Course:CPSC312-2021/Flight Recommender

From UBC Wiki

Authors: Hannah Le Bouder, Clement Rugwiro, Emma Nakamoto

What is the problem?

When planning a trip to an exotic destination (post-pandemic, of course), we always want to find the best priced deal for our specific preferences. However, filtering through multiple flight websites and comparing prices on your own can be overwhelming.  A program that does this for us would make planning trips so much easier. We plan to design a flight recommender that uses information on available flights/prices/destinations from existing websites to allow the program to recommend the best priced flight for a user, given a destination and date, and other preferences.

What is the something extra?

We retrieved real-life flight data from an existing website via API calls, rather than manually entering these into our program. The results are then parsed and returned in a way that is concise and easy to understand. As part of this, we also used user-specified constraints to filter the query provided to the API and to filter API-provided results. It will also offer to recommend some hotels in your destination if you wish.

What did we learn from doing this?

Prolog made it easy to process natural language which made it easy to build up queries used to call our api. The ability to set rules locally and parse user input  based on these rules made parsing very straightforward.

Prolog also made working with lists relatively easy. It was intuitive and easy to handle lists differently when you could specifically check the head of a list for certain facts: to be specific, Prolog’s extremely powerful pattern-matching abilities. This also made it easy to extract variables within an atom (or a list), and perform specific functionality on each variable, if desired.

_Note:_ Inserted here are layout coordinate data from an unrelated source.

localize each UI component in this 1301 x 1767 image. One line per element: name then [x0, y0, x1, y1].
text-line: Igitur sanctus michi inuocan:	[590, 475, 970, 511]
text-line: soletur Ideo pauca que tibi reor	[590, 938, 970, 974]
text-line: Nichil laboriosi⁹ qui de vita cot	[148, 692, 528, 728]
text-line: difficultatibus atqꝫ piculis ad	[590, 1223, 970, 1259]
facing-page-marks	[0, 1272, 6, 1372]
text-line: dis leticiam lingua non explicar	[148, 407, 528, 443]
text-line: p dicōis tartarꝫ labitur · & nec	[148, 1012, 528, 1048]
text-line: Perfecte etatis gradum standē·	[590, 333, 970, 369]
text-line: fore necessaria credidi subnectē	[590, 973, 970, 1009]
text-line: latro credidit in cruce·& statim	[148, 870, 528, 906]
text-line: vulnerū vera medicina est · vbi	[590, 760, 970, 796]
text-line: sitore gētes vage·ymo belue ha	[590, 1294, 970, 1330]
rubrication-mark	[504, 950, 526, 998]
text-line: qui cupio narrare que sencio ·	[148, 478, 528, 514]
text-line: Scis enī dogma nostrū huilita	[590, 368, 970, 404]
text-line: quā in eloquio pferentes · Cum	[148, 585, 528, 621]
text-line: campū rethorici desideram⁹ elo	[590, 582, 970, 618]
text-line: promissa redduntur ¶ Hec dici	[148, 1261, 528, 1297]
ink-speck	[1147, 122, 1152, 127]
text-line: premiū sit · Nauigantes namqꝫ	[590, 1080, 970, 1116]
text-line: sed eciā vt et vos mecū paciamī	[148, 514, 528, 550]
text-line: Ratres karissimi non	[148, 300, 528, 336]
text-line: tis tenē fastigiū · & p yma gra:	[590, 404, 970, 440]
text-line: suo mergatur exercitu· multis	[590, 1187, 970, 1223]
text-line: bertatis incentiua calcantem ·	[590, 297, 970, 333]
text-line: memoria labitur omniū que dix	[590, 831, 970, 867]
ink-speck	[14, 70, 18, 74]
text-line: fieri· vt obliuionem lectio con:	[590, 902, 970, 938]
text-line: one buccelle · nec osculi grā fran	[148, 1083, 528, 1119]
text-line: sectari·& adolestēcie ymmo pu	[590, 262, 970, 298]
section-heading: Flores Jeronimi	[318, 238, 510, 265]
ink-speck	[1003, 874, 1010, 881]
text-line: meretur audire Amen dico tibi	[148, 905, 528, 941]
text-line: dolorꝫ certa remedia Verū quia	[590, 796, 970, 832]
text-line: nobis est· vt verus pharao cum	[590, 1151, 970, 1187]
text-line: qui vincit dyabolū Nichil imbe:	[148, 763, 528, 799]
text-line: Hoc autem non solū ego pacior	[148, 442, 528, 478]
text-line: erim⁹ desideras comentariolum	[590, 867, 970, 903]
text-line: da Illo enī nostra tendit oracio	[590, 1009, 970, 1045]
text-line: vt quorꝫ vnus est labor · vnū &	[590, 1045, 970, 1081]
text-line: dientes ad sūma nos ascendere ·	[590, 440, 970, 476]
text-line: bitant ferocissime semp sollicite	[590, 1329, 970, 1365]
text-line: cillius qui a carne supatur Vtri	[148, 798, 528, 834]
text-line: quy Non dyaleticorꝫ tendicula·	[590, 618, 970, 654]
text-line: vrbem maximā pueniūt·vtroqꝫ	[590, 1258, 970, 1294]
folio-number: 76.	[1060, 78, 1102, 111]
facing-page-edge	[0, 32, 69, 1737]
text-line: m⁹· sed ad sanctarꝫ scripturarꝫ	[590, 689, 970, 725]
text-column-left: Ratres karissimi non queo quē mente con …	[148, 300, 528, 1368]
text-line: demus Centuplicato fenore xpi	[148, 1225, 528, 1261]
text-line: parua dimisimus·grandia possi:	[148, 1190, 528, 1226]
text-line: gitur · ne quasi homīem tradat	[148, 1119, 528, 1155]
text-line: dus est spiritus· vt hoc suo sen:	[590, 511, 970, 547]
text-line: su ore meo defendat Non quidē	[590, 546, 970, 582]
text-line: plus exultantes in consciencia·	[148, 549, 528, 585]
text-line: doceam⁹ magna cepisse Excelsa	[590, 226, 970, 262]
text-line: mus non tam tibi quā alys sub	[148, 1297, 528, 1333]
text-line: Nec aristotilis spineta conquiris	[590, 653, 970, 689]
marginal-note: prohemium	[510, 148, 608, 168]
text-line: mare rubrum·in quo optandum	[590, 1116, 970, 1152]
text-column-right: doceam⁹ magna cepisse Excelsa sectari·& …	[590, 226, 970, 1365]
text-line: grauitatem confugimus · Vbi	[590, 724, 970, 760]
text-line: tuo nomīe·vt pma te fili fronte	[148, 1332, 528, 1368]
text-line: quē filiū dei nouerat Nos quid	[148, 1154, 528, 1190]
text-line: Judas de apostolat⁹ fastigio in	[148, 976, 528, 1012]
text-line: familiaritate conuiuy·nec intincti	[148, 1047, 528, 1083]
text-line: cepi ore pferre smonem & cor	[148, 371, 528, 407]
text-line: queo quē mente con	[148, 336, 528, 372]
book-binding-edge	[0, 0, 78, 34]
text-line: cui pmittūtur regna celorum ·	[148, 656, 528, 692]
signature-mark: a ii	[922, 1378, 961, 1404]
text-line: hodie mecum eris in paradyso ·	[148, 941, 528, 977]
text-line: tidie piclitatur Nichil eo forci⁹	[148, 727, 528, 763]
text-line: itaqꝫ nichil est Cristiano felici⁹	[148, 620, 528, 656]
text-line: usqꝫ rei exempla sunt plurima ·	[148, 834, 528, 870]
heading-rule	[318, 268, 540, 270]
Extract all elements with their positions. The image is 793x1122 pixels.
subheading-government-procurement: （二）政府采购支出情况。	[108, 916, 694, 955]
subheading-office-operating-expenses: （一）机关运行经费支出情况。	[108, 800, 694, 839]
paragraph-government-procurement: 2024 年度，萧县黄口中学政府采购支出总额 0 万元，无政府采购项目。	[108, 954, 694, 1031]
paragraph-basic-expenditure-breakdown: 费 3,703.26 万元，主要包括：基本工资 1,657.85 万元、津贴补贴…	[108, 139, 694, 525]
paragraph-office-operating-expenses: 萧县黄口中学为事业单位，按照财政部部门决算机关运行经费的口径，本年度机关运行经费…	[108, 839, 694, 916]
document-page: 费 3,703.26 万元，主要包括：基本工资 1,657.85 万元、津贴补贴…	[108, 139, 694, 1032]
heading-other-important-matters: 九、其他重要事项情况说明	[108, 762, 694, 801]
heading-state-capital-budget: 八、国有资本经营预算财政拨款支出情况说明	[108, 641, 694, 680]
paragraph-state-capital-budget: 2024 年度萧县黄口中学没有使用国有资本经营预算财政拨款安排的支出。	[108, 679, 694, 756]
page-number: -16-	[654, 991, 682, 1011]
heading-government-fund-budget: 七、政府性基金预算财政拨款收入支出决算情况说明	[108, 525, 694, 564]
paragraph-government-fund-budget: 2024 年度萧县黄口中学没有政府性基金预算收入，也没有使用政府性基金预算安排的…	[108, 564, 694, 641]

However, Prolog did force us to think differently than we intuitively wanted to for certain problems. For example, there were many problems where we would have used something like an if-else statement to solve it had we had the option. Instead, we were forced to find alternative methods to achieve this functionality, which included using built-in predicates like dif, cut, or even paying close attention to the order in which functions are defined.

Furthermore, debugging in Prolog was relatively straightforward because of its top-down nature. For many of our key functions, there were many helper functions involved. However, if the main function was failing, it was very simple to test each helper function individually, until the bug was found.

Building off of this same idea, yet another positive learning aspect fueled by Prolog is how it lends itself beautifully to breaking down a larger problem into many simpler sub-problems. While the initial problem we were trying to tackle felt overwhelming, by focusing on each very small subpart, we were able to stitch together many working subparts to create a cohesive whole.

Prolog also provided functions to handle making http requests. This was very useful when using API calls to provide the program with facts. However, figuring out how to use the built in library was not as straightforward as it could have been. For example, there were different ways of providing authentication and it was difficult to tell which way was correct based on the documentation and error messages. It was also made more difficult getting built-in libraries when single quotes and double quotes were processed differently.